Il est toujours difficile, sans tomber dans le panégyrique complaisant, de parler de l’ami que l’on vient de perdre. La mort possède cette vertu hypocrite de gommer les défauts du disparu. Aussi ne me livré-je à cet exercice que dans des cas, où la valeur de l’homme dont je suis amené à évoquer le souvenir le place à mes yeux, hors des normes du commun.
Paul-Antoine Bohoun Bouabré fait partie de ces exceptions. J’en parlerai donc comme je le sens, avec mon cœur, mais aussi avec l’état de ma raison.
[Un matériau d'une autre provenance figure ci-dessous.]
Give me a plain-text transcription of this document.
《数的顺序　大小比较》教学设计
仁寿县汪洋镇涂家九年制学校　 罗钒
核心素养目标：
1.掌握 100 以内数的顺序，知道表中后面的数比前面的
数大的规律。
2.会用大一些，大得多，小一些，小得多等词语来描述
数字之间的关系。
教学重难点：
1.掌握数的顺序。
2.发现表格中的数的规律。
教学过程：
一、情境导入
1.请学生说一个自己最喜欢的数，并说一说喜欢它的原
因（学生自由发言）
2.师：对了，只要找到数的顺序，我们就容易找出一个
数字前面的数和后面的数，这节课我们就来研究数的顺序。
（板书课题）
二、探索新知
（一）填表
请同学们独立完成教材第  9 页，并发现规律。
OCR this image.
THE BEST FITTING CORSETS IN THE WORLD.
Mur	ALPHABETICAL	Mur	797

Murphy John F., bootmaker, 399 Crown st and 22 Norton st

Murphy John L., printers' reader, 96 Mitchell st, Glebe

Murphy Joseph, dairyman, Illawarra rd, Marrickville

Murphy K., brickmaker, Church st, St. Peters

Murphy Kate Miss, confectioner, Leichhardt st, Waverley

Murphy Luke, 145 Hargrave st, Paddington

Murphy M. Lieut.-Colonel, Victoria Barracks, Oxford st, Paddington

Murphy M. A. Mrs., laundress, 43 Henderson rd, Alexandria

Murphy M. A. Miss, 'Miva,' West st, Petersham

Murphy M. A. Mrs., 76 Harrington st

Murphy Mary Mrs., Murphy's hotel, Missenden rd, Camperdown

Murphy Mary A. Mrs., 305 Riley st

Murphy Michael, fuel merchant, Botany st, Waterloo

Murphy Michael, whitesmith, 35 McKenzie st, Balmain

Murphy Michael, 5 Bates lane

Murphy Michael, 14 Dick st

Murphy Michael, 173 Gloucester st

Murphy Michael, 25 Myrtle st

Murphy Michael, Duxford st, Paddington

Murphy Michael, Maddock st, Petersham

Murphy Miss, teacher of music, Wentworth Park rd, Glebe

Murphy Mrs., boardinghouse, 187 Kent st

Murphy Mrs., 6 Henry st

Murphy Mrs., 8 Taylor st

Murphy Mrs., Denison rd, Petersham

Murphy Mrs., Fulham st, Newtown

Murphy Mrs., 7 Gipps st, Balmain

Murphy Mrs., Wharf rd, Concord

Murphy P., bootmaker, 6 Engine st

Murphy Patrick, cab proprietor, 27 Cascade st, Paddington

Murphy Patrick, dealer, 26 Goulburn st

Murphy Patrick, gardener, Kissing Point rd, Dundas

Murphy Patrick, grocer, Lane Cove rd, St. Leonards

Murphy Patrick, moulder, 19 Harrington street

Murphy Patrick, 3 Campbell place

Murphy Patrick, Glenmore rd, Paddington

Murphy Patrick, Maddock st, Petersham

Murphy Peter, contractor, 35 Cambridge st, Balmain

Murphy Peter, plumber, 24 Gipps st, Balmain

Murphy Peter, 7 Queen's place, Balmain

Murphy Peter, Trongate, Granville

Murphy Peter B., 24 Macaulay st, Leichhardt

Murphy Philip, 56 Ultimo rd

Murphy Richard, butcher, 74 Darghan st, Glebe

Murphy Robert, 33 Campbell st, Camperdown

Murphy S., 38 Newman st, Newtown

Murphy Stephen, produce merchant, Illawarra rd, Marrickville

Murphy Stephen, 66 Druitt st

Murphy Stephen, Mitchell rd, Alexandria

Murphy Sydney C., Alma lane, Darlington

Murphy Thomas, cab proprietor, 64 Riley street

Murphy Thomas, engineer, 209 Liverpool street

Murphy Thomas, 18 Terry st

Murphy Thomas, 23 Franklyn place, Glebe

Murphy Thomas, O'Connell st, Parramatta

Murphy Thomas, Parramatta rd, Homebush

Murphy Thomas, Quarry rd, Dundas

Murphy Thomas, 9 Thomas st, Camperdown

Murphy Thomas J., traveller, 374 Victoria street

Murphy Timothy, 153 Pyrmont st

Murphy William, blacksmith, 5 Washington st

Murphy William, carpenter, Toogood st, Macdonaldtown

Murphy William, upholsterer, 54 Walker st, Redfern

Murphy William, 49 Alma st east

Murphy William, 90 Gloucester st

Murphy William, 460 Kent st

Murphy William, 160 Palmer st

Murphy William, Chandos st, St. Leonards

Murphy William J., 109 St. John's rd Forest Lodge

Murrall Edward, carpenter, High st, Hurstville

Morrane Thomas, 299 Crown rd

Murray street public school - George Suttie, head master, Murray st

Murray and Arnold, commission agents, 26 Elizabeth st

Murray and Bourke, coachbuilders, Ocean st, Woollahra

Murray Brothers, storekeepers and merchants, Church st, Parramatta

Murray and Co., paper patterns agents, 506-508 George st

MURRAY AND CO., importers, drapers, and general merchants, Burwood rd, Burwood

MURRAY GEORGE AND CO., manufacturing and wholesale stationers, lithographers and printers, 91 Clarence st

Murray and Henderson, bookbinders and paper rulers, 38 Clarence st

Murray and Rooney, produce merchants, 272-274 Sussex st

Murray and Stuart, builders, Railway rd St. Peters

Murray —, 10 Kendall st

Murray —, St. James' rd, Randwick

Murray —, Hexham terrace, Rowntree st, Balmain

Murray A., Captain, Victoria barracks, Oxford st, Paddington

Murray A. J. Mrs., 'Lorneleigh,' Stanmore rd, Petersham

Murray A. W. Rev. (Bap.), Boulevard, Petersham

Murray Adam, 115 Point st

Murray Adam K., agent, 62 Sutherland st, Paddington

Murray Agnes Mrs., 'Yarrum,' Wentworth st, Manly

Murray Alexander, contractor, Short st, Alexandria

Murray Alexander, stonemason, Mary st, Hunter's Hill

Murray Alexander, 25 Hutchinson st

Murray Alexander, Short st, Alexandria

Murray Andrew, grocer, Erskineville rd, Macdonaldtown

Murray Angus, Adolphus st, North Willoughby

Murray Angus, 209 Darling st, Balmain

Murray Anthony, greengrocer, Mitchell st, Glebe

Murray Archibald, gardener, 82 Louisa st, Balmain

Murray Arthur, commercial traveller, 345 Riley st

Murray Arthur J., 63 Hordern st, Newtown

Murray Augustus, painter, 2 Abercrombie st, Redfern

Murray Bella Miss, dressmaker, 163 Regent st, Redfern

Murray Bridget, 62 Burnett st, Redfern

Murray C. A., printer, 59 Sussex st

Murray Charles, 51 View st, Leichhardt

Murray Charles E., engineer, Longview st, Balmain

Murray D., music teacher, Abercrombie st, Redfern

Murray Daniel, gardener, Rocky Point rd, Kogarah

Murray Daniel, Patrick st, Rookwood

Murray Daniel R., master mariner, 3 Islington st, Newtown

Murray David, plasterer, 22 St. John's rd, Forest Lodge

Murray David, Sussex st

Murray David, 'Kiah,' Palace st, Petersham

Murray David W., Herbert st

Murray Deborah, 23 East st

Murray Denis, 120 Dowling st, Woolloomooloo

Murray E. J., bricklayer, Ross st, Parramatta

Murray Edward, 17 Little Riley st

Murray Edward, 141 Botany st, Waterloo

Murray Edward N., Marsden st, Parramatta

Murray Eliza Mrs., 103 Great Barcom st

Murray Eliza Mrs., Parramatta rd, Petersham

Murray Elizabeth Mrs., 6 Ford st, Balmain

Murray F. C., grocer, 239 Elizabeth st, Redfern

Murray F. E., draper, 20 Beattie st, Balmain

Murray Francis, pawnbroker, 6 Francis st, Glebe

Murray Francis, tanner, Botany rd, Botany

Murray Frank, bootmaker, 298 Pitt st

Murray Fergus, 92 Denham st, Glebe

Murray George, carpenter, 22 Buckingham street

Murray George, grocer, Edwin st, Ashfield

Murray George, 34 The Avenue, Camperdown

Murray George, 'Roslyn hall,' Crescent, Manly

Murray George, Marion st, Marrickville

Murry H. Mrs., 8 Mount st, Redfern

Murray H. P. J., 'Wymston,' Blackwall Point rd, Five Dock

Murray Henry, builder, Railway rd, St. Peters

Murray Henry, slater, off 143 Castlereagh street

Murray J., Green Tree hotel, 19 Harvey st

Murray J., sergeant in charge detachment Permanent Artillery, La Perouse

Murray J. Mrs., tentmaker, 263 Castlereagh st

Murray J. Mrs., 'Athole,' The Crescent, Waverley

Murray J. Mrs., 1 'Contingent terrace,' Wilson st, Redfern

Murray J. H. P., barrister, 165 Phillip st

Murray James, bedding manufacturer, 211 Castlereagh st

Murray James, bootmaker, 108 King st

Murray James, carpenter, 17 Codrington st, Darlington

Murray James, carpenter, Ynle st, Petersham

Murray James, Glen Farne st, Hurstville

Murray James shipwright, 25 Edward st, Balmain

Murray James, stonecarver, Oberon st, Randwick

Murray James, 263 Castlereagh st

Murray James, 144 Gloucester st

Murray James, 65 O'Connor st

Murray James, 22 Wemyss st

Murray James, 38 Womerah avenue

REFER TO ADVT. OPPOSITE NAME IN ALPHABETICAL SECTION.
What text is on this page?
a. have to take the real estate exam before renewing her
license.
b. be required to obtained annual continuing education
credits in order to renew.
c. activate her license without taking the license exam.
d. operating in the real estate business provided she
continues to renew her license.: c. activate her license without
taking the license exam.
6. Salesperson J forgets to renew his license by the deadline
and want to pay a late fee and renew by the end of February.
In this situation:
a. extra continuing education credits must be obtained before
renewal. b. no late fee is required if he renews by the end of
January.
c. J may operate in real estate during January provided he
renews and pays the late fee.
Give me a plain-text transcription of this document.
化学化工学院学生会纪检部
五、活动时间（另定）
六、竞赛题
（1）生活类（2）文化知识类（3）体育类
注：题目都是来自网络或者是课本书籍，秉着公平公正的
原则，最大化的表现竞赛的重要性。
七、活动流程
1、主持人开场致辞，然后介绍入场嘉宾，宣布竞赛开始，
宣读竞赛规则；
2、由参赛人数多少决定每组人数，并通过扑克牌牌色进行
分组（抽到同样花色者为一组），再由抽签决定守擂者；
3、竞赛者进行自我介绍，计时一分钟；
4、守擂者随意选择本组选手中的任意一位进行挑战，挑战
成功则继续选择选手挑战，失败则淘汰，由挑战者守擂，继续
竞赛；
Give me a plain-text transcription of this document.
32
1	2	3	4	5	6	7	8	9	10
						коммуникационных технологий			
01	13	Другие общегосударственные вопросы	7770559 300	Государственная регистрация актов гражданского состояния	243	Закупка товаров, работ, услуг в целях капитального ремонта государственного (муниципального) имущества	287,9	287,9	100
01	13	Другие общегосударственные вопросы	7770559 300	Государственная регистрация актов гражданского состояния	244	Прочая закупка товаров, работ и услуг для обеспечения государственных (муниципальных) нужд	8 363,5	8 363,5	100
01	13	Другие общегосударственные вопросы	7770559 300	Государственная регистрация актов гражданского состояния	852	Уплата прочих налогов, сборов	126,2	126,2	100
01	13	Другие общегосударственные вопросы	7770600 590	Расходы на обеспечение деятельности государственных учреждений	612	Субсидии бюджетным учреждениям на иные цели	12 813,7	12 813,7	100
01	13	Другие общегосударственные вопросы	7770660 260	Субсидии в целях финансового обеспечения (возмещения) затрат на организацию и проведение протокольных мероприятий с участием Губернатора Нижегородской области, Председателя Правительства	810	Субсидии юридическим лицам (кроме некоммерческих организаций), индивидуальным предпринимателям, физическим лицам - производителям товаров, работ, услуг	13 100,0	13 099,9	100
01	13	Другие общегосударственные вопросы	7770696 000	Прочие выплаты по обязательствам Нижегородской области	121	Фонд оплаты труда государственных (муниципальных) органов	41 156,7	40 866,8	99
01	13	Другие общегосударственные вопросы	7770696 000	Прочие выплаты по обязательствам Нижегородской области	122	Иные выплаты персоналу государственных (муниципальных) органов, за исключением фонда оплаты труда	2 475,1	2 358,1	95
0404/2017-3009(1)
C’est mon ami Léonard Pépé Guédé qui me l’a présenté un jour. D’emblée je fus séduit par la personnalité de cet Ivoirien passionnément amoureux de son pays, mais également épris de culture française. N’avait-il pas fait ses études en France, jusqu’à ce doctorat de Sciences Economiques qui en fit le collaborateur recherché des plus hauts dirigeants de son pays ? J’aime les esprits curieux de tout, clairs, précis, qui vont droit au but. Paul-Antoine avait ces qualités, doublées d’une rapidité de raisonnement qui «décoiffait» parfois, mais qu’il savait tempérer d’un trait d’humour, et sans jamais se départir de la plus grande courtoisie. Par expérience personnelle, j’apprécie également les hommes qui ne sont pas totalement absorbés par leurs charges professionnelles, et qui savent se ménager du temps pour leur vie privée, et d’abord pour leur famille. Ce catholique fervent me parlait souvent de ses enfants, nombreux, dont il s’occupait beaucoup. Comme j’essaie de le faire des miens.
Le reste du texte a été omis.